Bloomberg: Jony Ive’s iOS 7 Overhaul Could Lead To Delays



Six months after taking responsibility of software design, Jony Ive is hard at work overhauling Apple’s upcoming iOS 7 operating system. And according to sources for Bloomberg, the changes he is making are so significant that they run the risk of delaying the update’s release.

iOS 7 will get its first public unveiling at Apple’s Worldwide Developer Conference this June. That’s a little over a month away, so you’d have thought that Apple is now putting the finishing touches on the software before it’s revealed to the world.

But according to “people with knowledge of the matter” who have been speaking to Bloomberg, the overhaul is still very much underway. Ive has reportedly begun revamping built-in iOS apps, riding them of skeuomorphic designs and realistic images, such as the wooden bookshelves in Newsstand and the leather notepad look in Reminders.

Ive is said to be “exploring more dramatic changes” to the Mail and Calendar apps as well, the sources say.

He is also “methodically reviewing” the new designs and encouraging collaboration between the hardware and software devisions in an effort to avoid a repeat of last year’s controversial Maps release — which is what eventually led to Scott Forstall’s departure as the head of iOS and landed Ive in his new position.

Apple still expects to release iOS 7 on time this September, Bloomberg reports, but internal deadlines for submitting features for testing are being set later than past releases. As a result, engineers are racing to make iOS 7 available for its grand unveiling at WWDC next month.

Apple has reportedly had to pull engineers away from OS X 10.9 development to focus on iOS 7.

“Apple is really under tremendous pressure to come out with something different and something new,” said Greg Sterling, an analyst at Opus Research.
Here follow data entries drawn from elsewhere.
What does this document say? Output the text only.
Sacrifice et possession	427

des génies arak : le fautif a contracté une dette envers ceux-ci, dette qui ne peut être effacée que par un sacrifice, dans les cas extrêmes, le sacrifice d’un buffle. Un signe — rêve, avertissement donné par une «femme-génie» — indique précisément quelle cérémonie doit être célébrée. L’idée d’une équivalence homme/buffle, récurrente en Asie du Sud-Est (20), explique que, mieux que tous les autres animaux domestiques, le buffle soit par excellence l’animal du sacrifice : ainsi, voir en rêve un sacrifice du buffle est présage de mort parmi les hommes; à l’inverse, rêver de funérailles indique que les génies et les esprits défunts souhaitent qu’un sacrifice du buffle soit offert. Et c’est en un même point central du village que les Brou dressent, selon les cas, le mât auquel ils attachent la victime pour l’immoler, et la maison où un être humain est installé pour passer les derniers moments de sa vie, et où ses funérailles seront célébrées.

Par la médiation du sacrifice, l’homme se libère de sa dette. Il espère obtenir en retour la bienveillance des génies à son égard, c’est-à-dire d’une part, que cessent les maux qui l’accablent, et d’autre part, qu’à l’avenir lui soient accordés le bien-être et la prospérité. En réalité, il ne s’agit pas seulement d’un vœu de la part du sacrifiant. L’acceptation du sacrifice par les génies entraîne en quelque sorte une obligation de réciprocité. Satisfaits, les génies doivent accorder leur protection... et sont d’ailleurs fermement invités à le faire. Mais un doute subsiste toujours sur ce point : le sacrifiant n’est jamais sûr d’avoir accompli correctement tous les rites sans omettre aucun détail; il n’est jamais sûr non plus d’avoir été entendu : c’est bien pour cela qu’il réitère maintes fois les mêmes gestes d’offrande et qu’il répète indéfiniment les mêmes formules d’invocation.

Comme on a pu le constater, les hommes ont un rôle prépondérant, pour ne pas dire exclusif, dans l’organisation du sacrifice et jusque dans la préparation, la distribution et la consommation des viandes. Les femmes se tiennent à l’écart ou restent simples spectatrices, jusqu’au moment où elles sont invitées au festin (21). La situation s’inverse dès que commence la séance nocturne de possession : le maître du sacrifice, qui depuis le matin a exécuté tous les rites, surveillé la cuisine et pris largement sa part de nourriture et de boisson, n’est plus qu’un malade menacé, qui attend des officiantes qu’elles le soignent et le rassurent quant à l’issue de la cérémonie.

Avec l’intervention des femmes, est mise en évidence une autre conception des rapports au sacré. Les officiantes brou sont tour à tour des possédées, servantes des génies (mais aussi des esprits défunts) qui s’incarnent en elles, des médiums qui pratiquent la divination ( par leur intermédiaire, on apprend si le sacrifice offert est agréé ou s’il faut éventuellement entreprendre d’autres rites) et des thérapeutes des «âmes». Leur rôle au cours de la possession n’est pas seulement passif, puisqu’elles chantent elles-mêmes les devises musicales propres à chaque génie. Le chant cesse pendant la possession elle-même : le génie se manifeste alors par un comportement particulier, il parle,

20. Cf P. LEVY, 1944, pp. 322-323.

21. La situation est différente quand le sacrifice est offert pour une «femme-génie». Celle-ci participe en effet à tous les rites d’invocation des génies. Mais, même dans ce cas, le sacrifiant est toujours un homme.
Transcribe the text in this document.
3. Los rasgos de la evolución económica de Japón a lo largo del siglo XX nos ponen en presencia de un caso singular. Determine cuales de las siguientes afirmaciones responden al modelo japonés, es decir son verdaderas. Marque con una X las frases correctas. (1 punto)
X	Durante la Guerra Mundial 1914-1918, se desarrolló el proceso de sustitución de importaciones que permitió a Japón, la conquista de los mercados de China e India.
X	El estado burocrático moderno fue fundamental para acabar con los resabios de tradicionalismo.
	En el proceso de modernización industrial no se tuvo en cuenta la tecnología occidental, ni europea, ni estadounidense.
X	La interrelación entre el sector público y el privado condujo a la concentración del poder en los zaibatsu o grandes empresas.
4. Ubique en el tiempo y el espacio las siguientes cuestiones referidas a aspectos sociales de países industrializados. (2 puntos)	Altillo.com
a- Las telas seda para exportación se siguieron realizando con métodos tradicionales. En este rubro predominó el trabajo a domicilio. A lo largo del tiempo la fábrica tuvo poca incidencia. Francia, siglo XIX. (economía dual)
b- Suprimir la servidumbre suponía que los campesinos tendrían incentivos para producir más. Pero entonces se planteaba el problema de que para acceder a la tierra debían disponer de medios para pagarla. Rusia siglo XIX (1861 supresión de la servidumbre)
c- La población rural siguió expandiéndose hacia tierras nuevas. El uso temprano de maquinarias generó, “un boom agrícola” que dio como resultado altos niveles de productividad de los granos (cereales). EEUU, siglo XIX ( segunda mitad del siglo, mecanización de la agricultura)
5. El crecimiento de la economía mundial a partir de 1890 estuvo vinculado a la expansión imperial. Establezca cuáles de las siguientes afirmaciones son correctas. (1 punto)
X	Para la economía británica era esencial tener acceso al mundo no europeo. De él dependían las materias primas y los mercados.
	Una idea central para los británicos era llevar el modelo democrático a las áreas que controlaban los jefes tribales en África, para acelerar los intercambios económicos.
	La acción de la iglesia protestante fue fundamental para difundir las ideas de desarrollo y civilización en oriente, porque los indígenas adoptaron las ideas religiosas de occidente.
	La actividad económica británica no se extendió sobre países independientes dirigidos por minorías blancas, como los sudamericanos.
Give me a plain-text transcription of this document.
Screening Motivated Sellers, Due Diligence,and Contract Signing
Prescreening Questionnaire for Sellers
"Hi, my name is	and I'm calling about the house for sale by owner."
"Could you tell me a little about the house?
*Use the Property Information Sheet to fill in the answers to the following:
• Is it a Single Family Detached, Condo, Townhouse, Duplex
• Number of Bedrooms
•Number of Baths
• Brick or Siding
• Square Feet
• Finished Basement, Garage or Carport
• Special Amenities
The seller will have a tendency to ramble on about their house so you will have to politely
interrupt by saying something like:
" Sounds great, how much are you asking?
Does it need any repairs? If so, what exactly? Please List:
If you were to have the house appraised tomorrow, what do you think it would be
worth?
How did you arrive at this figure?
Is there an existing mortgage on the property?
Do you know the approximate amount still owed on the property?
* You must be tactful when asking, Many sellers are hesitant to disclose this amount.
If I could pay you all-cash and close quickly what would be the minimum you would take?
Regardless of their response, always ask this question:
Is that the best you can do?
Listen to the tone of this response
The company has been criticized for not innovating fast enough when it comes to its iOS software, and for allowing competitors like Android to catch up — and in some cases take over — with key features.

Sterling is concerned that Ive may not be able to deliver the right changes without the guidance he once had from Steve Jobs.

Ive has “a tremendous sense of design, and he’s been the guru behind a lot of these enormously successful products, but he’s always had someone like a Jobs to push back on him and give him some guidance, and it’s not clear that Tim Cook is capable of playing that role,” he said. “Maybe without a collaborator, he’s not as strong.”

According to recent reports, iOS 7 will look drastically different to previous iOS releases, adopting a new “flat” design similar to that of Windows Phone.

Source: Bloomberg

  • pmontanarella

    As long as they give us some sort of a Developer Preview by WWDC I’m fine! After that, they can also wait until December to release it, I’d much rather it be done right than be rushed to the public

  • technochick

    Or this is all a pile of steaming horse puck to bring the stock down so it can be bought cheap.

  • Vertigo Bird

    Apple would never lose all the shine and polish that makes iOS unique. And would everyone please stop throwing around the word “skeuomorphic” as if it were the plague. Yes, they went overboard on a couple of things, but in general, it provides a human connection to the OS. I refuse to believe Jony Ive doesn’t realize this. The human factor has always been an influence in his hardware designs. And make no mistake about it, he would have had input into software UI designs prior to his new position. It’s well known Apple’s engineering groups do not work in a vacuum.

    What is the use of all the incredible graphics horsepower of these devices if they aren’t used [for just games]? Remember, OS X Mountain Lion dropped support for machines with limited GPUs. That was both for developers and for the OS – you can’t get fluid UI performance for all the shadows, gradients, and subtle animations without them. That same design paradigm (though different) goes into iOS. The iPhone wouldn’t be the iPhone without those effects.